At 27, I've had endo for ten years. And here I am to impart my infinite wisdom unto you all. Not really but I will tell you why I'm back at square one, waiting for a referral to gynae and I could feel shit but I don't.
And here's why! Actually, there's lots of reasons why. The first is that I'm getting better at accepting the cyclical nature of chronic illness (and life in general). There's a start but no known end and that is uncomfortable to sit with. Knowing that this will be with you for the rest of your life, the uncertainty around how bad it will get and what aspects of your life it will effect is daunting to the say the least, but what I hold onto is the fact that I have handled it before and I can handle it again. And maybe I'll handle it terribly! Who cares, it's hard. It will get worse again and it will get better again. It is near impossible for people who don't have chronic or reccurent illnesses to understand the immense strength and vulnerability that comes with dealing with the same shit over and over and over. It's soul crushing at times, but I've learned that you can literally always rebuild yourself. You might not the same but who says that's a bad thing? Probably only you and the unrealistic expectations you set yourself - be soft with yourself and give in to being a sick lil thing sometimes.

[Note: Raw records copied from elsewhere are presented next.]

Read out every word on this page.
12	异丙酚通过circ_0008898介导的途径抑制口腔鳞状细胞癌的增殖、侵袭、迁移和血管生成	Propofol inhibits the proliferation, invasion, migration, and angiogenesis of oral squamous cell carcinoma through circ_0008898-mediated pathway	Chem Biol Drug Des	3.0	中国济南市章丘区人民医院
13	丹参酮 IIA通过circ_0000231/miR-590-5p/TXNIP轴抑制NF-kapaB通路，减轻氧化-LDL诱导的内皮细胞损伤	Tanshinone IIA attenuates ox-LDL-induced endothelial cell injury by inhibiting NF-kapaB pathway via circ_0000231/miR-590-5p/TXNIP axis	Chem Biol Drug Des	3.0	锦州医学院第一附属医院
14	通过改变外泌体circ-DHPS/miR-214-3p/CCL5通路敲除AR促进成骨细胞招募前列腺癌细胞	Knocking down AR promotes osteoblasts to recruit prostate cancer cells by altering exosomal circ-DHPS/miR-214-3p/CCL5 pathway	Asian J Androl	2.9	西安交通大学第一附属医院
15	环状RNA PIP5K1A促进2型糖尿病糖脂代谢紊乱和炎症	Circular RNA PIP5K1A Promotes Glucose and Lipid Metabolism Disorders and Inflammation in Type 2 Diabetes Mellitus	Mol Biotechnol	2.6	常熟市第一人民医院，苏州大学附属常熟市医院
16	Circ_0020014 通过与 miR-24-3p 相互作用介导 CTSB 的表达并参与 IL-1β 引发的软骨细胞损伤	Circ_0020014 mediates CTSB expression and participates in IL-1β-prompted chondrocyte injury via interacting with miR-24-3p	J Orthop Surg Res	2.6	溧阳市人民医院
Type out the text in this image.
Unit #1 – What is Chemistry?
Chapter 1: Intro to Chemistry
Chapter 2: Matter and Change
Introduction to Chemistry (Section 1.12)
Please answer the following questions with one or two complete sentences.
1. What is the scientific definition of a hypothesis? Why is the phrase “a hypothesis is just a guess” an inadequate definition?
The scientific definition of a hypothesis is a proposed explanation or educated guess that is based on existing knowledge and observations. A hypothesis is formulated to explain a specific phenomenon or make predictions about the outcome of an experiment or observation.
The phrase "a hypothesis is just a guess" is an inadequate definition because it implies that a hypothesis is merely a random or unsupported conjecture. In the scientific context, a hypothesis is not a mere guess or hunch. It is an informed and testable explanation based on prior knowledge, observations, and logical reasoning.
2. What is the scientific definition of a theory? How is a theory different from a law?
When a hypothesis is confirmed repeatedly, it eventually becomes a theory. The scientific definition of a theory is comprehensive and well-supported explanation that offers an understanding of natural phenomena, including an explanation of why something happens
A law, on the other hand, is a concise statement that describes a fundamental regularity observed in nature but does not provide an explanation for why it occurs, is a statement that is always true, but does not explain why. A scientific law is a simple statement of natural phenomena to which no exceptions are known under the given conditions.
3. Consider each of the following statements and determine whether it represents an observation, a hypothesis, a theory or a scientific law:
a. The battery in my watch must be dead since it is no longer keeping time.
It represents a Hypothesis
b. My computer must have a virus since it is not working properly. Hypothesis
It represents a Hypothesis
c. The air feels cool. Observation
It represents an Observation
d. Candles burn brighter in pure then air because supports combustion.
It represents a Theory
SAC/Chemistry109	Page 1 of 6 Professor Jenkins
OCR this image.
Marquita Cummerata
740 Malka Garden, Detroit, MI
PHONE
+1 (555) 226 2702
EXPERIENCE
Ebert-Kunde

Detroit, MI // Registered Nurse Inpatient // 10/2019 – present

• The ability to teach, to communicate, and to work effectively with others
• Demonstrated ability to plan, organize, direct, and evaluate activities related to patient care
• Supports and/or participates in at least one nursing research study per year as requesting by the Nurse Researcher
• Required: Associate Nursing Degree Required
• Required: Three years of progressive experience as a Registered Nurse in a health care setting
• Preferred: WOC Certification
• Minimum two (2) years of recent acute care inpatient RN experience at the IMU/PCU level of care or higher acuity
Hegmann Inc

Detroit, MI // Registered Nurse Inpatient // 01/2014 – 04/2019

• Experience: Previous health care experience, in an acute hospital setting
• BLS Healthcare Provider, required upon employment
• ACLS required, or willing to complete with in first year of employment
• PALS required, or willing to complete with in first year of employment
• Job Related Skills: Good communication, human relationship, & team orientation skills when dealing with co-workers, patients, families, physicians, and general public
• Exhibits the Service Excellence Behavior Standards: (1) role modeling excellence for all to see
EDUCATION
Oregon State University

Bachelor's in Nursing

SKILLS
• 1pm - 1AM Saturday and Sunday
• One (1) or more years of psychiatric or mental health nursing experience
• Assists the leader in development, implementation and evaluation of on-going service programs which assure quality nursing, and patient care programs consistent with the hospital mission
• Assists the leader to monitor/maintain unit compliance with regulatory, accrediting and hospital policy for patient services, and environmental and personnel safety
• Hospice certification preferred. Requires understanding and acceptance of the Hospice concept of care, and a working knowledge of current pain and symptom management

These are my good day mantras though. If you know me even vaguely you will know that I'm just not that optimistic on a daily basis and positivity culture makes me rage. I do a lot of raging. But on my absolute worse days, what gets me through is the thought that my story can be valuable to someone. My experience can help others, practically and emotionally, and the reason I'm so sure of that is because the stories, advice and the sense of solidarity I get from other chronically ill bbz is what keeps me going. I often write about the negatives of this stupid, confusing, life ruining, ridiculous disease and I am well within my right to, but it's helped me discover strength that I didn't know I had ten years ago and has, ultimately, shaped who I am. And I like who I am, so that's nice.
When I think back to the scared 18 yr old whose world had been turned upside down by pain and humiliating symptoms and investigations, I realise how much I could've used someone like me (future me, are you still with me?🤔) to say YOU'RE DOING GREAT HUN. Tell your bf sex hurts and your back hurts and your bowels have turned on you and you've never seen so much blood in your knickers and you can't stop crying and if he doesn't wanna hear it - dump him cos you don't have to have the extra burden of a partner who doesn't understand or doesn't want to.
After ten years I can truly say I carry very little shame around my bodily functions (or malfunctions) and I think that is remarkable progress. We've had period positivity, the wonders of Livia, Mooncups come back from the 1900's (but much prettier), period poverty schemes, trans men like the amazing @iamkej speak out about how periods are far too gendered and we've had REAL RED BLOOD IN A PERIOD ADVERT. I'm sounding like a real liberal feminist here but sometimes you have to appreciate the small victories. Although at times the grief surrounding this illness overwhelms me, things like this help me imagine the next ten years and give me a moment of hope, and anyone who has experienced the lows of chronic illness will know how necessary those moments are to survive this.